Before we write any implementation code, lets go over the specifics of what we want our Post class to do, write the basic structure that our implementation will follow, then write our tests.

How our Post class should behave:

  • Parse meta from YAML Front Matter as a hash
  • Parse date from meta into a Date object.
  • Render Markdown into content

Now that we know what we want our Post class to do we can write the structure of our app. Based on what we have so far a good starting point would be to read the file into a class variable, then call a method to parse the content.

module Mark
  class Post
    attr_reader :meta, :content

    def initialize(path)
      @file_contents = File.read(path)
      parse
    end

    private
    def parse
    end
  end
end

Again, all we do is read the file contents into a class variable and then call our (currently empty) parse method. Since we have a decent starting structure we can write our tests.

require 'test_helper'

class PostTest < MiniTest::Unit::TestCase
  def setup
    @post = Mark::Post.new(File.expand_path('../fixtures/valid_post.md', __FILE__))
  end

  def test_meta_returns_hash
    assert_instance_of Hash, @post.meta
  end

  def test_meta_parses_title
    assert_equal 'Valid Test Post', @post.meta['title']
  end

  def test_meta_parses_date
    assert_equal Date.new(1992, 2, 27), @post.meta['date']
  end

  def test_content_valid
    assert_equal "<h1>Valid Test Content</h1>\n", @post.content
  end
end

If you aren’t familiar with testing or Minitest, we can define a method called setup which Minitest will run before each of our tests. This allows us to create a fresh instance of Post passing it the path to the fixture we created earlier. Then we just test to make sure our parse method returns the correct meta values and parsed Markdown.

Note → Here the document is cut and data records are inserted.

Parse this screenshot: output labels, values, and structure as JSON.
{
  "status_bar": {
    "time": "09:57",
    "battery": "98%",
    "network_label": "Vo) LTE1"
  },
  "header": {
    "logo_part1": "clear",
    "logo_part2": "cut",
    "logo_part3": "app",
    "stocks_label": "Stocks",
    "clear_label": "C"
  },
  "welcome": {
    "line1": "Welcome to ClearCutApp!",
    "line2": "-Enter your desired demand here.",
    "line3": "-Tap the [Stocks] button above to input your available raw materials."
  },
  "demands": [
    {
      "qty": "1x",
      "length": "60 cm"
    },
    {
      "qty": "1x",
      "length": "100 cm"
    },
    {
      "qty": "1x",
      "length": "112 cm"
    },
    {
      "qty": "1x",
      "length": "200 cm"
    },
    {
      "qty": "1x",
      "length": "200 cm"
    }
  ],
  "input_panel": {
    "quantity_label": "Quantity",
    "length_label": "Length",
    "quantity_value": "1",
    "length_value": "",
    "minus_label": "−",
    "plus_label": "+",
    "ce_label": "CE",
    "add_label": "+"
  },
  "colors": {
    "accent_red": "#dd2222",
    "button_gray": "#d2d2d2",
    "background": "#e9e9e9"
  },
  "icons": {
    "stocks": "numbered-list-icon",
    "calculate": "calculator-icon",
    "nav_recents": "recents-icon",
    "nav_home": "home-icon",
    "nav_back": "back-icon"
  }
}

Now when you type rake test you should get E’s and F’s which is exactly what we want. Since we have our tests in place we can start writing our implementation.

def parse
  split_content = @file_contents.split(/^---/, 3)
  split_content.shift

  @meta = YAML::load split_content.shift
  @meta['date'] = Date.strptime(@meta['date'], '%m/%d/%Y')

  @content = Tilt::RedcarpetTemplate.new {split_content.shift}.render
end

Our implementation is very simple and does just enough to make the tests pass and nothing more. We start off by splitting our content into 3 separate sections, an empty section, the YAML content that was between the --- pair, and our Markdown content. Since the first element of our split content is empty we just call shift to remove it.

We then call YAML::load on the second element of our split comment by using shift to remove and return it. This loads our front matter into a hash of values but they’re all strings. Since loading our YAML returns strings we parse the date string into a Date object and replace the old string representation.

Finally we create a new instance of Tilt::RedcarpetTemplate and pass it a block with the final part of our split content and tell it to render. We assign this to our content instance variable which should complete our implementation.

Now when we run our tests we should have four .’s which means our tests are passing and our code should be doing what we specified earlier.